The notion of a fully integrated operating environment in process industries is like apple pie and Mom: Everybody is for it.
But real-world efforts at integration have given engineers and business leaders reason to view it as a promise that’s too good to be true. Integration of disparate business, production systems and field assets has been so complex that most integration projects have extended only as far as a limited set of fieldbus technologies or loosely connected applications. Functionality and business value are limited; maintenance difficulties and disappointment are not.
But there are a number of technology applications that now make true integration a possibility. When pulled together into a working platform, the familiar DCS evolves into something that ARC Advisory Group refers to as CPAS: Collaborative Process Automation Systems.

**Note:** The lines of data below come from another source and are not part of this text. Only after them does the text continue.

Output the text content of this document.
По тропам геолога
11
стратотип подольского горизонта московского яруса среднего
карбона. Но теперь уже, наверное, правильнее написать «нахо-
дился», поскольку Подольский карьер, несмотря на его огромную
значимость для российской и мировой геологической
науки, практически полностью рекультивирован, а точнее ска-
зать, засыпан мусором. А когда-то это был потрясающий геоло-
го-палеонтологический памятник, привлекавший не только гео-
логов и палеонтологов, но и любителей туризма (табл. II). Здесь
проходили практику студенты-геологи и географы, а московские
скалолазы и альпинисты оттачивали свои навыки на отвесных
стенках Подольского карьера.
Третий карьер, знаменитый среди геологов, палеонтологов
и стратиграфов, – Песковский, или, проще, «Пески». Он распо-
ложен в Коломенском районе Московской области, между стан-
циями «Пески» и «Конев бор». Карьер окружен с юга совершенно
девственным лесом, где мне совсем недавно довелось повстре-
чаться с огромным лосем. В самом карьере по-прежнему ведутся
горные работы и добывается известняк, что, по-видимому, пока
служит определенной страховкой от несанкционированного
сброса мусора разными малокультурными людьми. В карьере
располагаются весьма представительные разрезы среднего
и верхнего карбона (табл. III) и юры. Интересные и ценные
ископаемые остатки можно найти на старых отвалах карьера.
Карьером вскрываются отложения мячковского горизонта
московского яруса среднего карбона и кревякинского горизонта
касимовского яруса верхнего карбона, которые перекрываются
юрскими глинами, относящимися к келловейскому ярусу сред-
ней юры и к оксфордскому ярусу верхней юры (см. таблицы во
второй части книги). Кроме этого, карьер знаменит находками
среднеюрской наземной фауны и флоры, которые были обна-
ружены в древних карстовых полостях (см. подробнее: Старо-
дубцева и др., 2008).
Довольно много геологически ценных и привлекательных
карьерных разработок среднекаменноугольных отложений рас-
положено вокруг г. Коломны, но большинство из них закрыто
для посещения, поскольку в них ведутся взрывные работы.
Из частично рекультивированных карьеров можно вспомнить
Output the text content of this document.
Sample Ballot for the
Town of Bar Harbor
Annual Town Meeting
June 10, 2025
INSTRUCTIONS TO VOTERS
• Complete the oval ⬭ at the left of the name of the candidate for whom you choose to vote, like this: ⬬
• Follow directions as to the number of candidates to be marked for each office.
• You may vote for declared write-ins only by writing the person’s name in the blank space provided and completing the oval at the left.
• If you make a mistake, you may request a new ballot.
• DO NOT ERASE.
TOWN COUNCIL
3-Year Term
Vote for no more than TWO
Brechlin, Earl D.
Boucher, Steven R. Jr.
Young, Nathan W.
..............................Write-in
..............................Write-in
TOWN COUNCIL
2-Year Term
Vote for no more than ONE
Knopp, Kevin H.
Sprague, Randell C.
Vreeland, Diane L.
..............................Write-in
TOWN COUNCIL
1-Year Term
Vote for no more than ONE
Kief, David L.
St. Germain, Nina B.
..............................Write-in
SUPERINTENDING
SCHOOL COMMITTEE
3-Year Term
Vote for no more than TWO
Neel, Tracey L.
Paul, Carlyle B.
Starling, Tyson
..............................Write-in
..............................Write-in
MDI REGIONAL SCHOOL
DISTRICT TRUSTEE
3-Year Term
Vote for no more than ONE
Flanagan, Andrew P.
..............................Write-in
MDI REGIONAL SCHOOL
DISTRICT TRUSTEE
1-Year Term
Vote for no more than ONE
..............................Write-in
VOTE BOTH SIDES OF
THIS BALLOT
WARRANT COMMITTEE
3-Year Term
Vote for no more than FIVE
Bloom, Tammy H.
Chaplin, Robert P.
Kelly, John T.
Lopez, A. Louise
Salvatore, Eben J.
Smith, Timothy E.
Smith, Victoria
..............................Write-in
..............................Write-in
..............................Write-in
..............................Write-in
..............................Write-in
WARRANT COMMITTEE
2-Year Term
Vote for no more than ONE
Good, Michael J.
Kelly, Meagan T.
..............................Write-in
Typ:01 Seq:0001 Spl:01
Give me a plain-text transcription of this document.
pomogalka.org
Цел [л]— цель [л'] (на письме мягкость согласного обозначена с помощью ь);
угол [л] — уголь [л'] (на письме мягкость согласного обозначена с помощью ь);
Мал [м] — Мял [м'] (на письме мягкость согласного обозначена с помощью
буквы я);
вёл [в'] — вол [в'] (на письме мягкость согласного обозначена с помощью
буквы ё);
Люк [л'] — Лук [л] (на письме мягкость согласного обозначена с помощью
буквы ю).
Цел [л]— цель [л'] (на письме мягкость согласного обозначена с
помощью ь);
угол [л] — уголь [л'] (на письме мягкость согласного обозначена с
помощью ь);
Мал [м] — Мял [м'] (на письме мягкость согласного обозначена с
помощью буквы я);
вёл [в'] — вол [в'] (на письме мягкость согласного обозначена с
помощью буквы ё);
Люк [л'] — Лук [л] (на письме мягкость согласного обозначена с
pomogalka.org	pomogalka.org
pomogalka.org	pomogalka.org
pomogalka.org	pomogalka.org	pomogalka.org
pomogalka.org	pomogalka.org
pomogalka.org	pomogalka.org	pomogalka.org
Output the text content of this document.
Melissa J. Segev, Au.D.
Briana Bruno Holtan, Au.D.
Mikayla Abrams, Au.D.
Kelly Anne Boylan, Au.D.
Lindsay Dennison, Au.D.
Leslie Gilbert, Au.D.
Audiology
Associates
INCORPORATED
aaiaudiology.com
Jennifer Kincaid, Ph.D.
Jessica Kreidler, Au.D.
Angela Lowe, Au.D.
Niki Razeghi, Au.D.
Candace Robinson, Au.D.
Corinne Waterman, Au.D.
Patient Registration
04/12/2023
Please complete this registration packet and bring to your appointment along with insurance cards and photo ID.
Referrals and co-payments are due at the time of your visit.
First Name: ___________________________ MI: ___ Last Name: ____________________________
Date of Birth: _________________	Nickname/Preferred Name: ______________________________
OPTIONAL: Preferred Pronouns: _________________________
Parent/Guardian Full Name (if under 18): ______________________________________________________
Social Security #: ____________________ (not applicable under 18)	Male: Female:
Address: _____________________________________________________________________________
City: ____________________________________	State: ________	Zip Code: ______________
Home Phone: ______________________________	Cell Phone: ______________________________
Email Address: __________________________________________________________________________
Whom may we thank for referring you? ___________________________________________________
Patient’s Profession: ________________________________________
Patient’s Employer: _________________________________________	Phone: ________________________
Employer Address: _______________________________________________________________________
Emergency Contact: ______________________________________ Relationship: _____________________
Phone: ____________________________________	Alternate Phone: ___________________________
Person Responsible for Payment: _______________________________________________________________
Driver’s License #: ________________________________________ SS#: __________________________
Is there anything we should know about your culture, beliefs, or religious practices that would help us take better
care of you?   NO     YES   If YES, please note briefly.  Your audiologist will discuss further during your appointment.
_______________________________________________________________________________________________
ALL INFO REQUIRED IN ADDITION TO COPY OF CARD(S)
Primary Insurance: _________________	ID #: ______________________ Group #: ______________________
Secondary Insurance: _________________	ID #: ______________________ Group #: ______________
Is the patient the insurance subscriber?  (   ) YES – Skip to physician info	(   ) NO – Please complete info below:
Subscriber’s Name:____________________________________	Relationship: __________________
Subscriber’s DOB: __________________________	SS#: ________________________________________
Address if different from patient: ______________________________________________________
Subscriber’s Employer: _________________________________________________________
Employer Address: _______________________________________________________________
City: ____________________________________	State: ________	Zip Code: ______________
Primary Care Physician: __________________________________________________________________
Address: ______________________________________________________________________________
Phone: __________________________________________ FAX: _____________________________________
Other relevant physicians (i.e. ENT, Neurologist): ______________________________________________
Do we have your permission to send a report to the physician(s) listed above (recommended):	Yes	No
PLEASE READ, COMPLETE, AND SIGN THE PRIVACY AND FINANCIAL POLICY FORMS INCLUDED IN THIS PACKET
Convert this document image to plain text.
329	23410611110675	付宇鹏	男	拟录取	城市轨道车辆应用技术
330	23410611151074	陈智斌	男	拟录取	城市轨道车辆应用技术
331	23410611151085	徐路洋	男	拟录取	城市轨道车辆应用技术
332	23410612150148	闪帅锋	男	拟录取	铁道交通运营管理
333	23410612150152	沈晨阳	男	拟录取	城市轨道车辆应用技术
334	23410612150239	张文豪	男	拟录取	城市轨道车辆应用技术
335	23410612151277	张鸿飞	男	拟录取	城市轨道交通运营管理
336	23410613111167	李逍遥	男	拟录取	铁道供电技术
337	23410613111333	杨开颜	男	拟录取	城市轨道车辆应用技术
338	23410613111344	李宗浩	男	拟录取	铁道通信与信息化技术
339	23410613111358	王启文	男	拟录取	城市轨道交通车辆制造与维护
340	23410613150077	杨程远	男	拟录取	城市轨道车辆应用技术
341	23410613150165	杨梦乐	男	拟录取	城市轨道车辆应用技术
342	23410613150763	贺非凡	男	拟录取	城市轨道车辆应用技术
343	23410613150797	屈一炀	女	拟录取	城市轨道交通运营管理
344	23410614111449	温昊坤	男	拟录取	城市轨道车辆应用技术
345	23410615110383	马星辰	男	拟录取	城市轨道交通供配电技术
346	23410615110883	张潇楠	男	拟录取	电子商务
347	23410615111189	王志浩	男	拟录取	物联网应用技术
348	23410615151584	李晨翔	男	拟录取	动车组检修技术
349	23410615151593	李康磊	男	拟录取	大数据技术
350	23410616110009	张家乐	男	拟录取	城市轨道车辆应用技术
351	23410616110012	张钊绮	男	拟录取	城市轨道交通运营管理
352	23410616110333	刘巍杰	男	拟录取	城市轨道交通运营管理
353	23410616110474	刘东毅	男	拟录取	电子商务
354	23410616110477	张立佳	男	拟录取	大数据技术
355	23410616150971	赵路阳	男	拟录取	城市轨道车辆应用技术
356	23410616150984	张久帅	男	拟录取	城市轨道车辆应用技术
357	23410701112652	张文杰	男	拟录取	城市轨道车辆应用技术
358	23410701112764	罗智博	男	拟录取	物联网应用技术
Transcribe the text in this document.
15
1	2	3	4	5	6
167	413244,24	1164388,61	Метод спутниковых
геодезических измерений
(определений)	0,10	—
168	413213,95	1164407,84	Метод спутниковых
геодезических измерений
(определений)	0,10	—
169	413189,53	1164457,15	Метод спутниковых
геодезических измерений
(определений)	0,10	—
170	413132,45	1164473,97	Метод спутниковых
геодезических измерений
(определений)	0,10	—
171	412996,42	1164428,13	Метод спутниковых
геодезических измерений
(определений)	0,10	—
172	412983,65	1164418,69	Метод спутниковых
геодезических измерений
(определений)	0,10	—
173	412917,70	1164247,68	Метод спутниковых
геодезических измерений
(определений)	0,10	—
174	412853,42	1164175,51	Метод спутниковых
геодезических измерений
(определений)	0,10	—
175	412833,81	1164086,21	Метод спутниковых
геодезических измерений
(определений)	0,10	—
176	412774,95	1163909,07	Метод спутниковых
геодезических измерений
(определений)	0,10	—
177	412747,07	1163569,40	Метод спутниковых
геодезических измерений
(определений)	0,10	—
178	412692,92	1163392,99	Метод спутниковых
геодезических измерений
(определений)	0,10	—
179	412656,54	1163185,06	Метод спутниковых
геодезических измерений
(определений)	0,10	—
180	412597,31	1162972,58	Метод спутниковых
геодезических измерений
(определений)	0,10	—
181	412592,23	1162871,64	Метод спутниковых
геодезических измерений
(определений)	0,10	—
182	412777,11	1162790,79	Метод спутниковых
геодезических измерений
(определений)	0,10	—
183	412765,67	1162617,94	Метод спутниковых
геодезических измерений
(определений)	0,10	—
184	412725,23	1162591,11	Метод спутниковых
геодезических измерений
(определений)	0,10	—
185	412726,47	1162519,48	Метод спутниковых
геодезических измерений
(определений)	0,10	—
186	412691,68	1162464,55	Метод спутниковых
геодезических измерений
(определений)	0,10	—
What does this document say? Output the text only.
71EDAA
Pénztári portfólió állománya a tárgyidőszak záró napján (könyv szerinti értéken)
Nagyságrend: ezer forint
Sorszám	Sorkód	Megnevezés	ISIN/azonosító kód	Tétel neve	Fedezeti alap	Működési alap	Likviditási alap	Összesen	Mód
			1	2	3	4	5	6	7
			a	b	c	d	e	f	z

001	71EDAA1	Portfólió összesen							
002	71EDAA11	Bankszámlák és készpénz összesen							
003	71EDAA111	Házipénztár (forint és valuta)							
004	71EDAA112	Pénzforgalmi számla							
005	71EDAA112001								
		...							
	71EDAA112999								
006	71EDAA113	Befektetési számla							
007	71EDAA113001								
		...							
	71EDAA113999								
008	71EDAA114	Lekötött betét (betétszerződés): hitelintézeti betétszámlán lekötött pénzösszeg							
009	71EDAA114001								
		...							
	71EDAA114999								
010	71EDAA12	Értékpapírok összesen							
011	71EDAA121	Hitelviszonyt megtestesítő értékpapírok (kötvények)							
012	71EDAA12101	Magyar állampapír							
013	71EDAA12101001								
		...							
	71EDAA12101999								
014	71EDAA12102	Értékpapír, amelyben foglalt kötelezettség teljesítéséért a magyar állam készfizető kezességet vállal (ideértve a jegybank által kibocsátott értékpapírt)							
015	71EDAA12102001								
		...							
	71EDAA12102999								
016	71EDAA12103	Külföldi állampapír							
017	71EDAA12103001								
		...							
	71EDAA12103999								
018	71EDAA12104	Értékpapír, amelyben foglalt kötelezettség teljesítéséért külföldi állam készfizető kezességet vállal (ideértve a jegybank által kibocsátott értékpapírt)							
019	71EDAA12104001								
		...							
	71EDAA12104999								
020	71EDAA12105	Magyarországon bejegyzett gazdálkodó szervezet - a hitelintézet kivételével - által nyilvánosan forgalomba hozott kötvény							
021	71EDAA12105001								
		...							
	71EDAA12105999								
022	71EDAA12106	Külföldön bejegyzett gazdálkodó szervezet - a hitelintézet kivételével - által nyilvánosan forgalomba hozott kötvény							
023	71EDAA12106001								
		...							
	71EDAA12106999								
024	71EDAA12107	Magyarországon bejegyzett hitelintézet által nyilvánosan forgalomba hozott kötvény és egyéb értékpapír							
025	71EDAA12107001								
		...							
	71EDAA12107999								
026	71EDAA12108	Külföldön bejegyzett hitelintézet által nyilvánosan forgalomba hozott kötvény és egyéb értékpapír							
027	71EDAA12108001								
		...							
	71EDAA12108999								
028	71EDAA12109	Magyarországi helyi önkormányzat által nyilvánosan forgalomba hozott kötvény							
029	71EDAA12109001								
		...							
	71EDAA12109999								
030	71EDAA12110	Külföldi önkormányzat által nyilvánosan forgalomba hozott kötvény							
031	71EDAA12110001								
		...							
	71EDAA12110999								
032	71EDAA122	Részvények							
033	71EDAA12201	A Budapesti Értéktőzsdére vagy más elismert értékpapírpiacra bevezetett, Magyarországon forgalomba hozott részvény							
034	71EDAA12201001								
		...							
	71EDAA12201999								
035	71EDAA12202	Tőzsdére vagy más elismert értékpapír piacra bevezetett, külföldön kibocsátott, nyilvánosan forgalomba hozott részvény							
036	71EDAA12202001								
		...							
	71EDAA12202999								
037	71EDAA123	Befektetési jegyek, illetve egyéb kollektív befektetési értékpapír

CPAS isn’t a really a category of controls that you can shop for and implement. Not yet, anyway. Rather, it’s what the current crop of process control platforms would be if they were successful at integrating all data and functional silos into a single workflow environment –allowing operators, engineers and managers to work in a single system. And allowing plant assets and field assets to be managed through a single interface – on-site or centrally, and even if the assets were made by dozens of manufacturers and installed at different times.
In a 2002 report, ARC indicated “that the problems [to achieve this state] were not insurmountable, nor were they technology-constrained. In fact, most of the functionality required had already been developed with much of it commercially available – just not from a single automation supplier.”
Since then, at least some of the major automation suppliers have taken up the challenge to bring these possibilities together in next-generation DCS platforms. Doing so has meant bringing together at least 6 core technologies, (but these would occupy an entire post in and of themselves).
The point is that meaningful integration used to be a fantasy. Today it’s becoming reality. Do you think it’s still a fantasy, or do you see advances in control systems that make true integration a real possibility?